Skechers U.S.A., Inc. (NYSE: SKX)
A class action has been commenced on behalf of purchasers of Skechers U.S.A., Inc. (NYSE: SKX) stock during the period between April 23, 2015 and October 22, 2015 (the “Class Period”).
The complaint charges Skechers and certain of its officers with violations of the Securities Exchange Act of 1934. Skechers designs, develops and markets footwear for men, women and children. From 2013 through 2015, Skechers’ Domestic Wholesale reporting segment, which includes department stores, athletic footwear retailers and specialty shoe stores, was the Company’s primary driver of growth, accounting for higher net sales than its other two reporting segments. For example, during 2015, the Domestic Wholesale segment accounted for approximately 39% of Skechers’ total nets sales.
The complaint alleges that during the Class Period, defendants repeatedly touted the strength of customer demand within the Domestic Wholesale segment, which they claimed would spur continued sales growth, frequently emphasizing that Skechers’ Domestic Wholesale segment growth would continue into the second half of 2015 based on pending orders and meetings with key customers. However, defendants’ Class Period statements pertaining to customer demand in the back-half of 2015, and the sales growth related thereto, were materially false and misleading because defendants failed to disclose that the Company’s Domestic Wholesale customers had taken early receipt of fall 2015 inventory, causing them to delay receipt of and, in some cases, cancel pending orders scheduled for delivery in the second half of 2015. As a consequence, the Company’s Domestic Wholesale growth rate was unsustainable. As a result of defendants’ false statements and omissions, Skechers common stock traded at artificially inflated prices during the Class Period, reaching highs of more than $50 per share.

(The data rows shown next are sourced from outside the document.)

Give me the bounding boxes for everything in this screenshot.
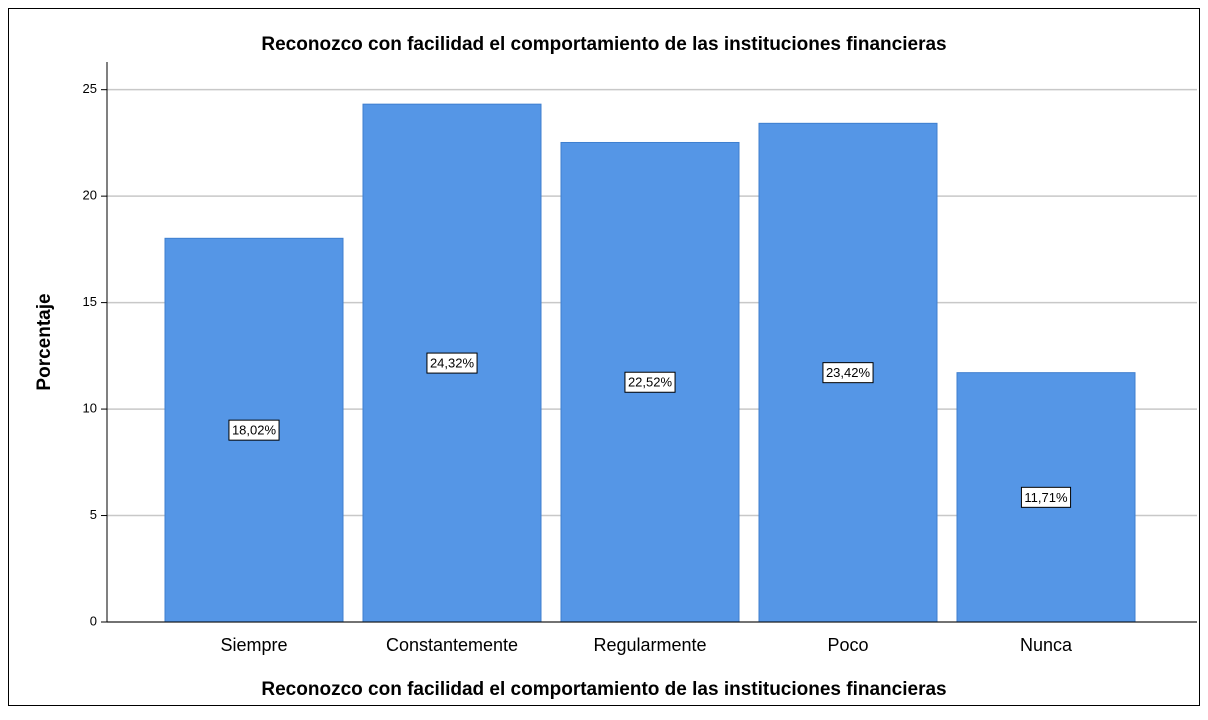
value-label: 23,42% (826, 365, 871, 380)
value-label-box (228, 419, 280, 441)
y-tick-label: 15 (83, 294, 97, 309)
value-label: 24,32% (430, 356, 475, 371)
value-label-box (1020, 486, 1072, 508)
value-label: 22,52% (628, 375, 673, 390)
value-label-box (426, 352, 478, 374)
x-tick-label: Constantemente (386, 635, 518, 655)
x-tick-label: Regularmente (593, 635, 706, 655)
x-tick-label: Poco (827, 635, 868, 655)
y-tick-label: 10 (83, 401, 97, 416)
value-label-box (822, 362, 874, 384)
y-tick-label: 25 (83, 81, 97, 96)
value-label: 18,02% (232, 423, 277, 438)
chart-title: Reconozco con facilidad el comportamient… (261, 34, 946, 55)
y-axis-title: Porcentaje (34, 293, 55, 390)
y-tick-label: 5 (90, 507, 97, 522)
value-label-box (624, 371, 676, 393)
y-tick-label: 0 (90, 613, 97, 628)
y-tick-label: 20 (83, 188, 97, 203)
x-tick-label: Nunca (1020, 635, 1073, 655)
x-axis-title: Reconozco con facilidad el comportamient… (261, 679, 946, 700)
value-label: 11,71% (1024, 490, 1068, 505)
x-tick-label: Siempre (220, 635, 287, 655)
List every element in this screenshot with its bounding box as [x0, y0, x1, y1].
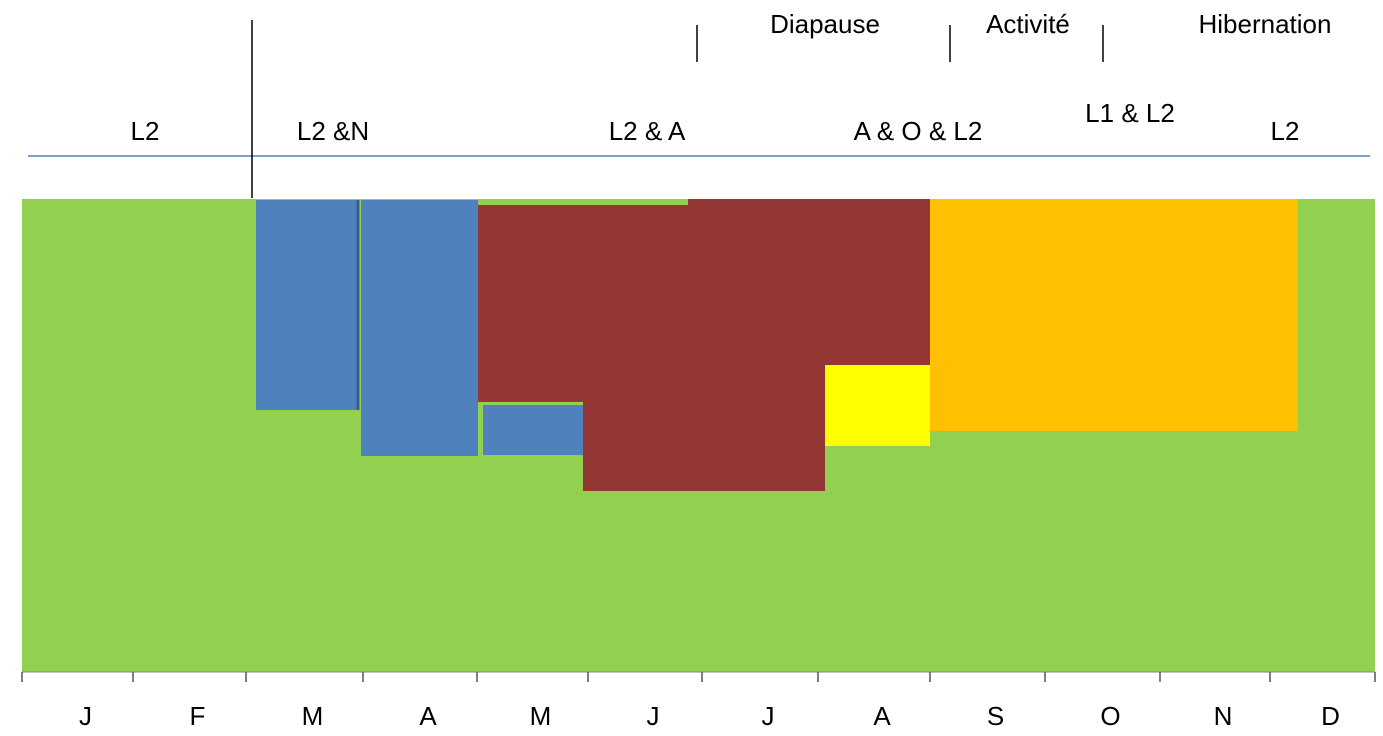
month-label: F — [190, 701, 206, 731]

The Company’s slowing sales growth was revealed after the market closed on October 22, 2015, when Skechers issued a press release announcing its financial results for the third quarter ended September 30, 2015, which included disappointing net sales that fell short of analysts’ consensus estimates. According to defendants, $20 million in net sales had shifted from the third quarter of 2015 into the second quarter of 2015 due to early customer deliveries. Defendants blamed the sales miss on the Company’s inability to make up this shortfall due to a weaker-than-expected retail environment in the third quarter of 2015. On news of the Company’s disappointing net sales and diluted earnings per share, Skechers common stock fell $14.55 per share, or more than 31%, to close at $31.64 per share on October 23, 2015.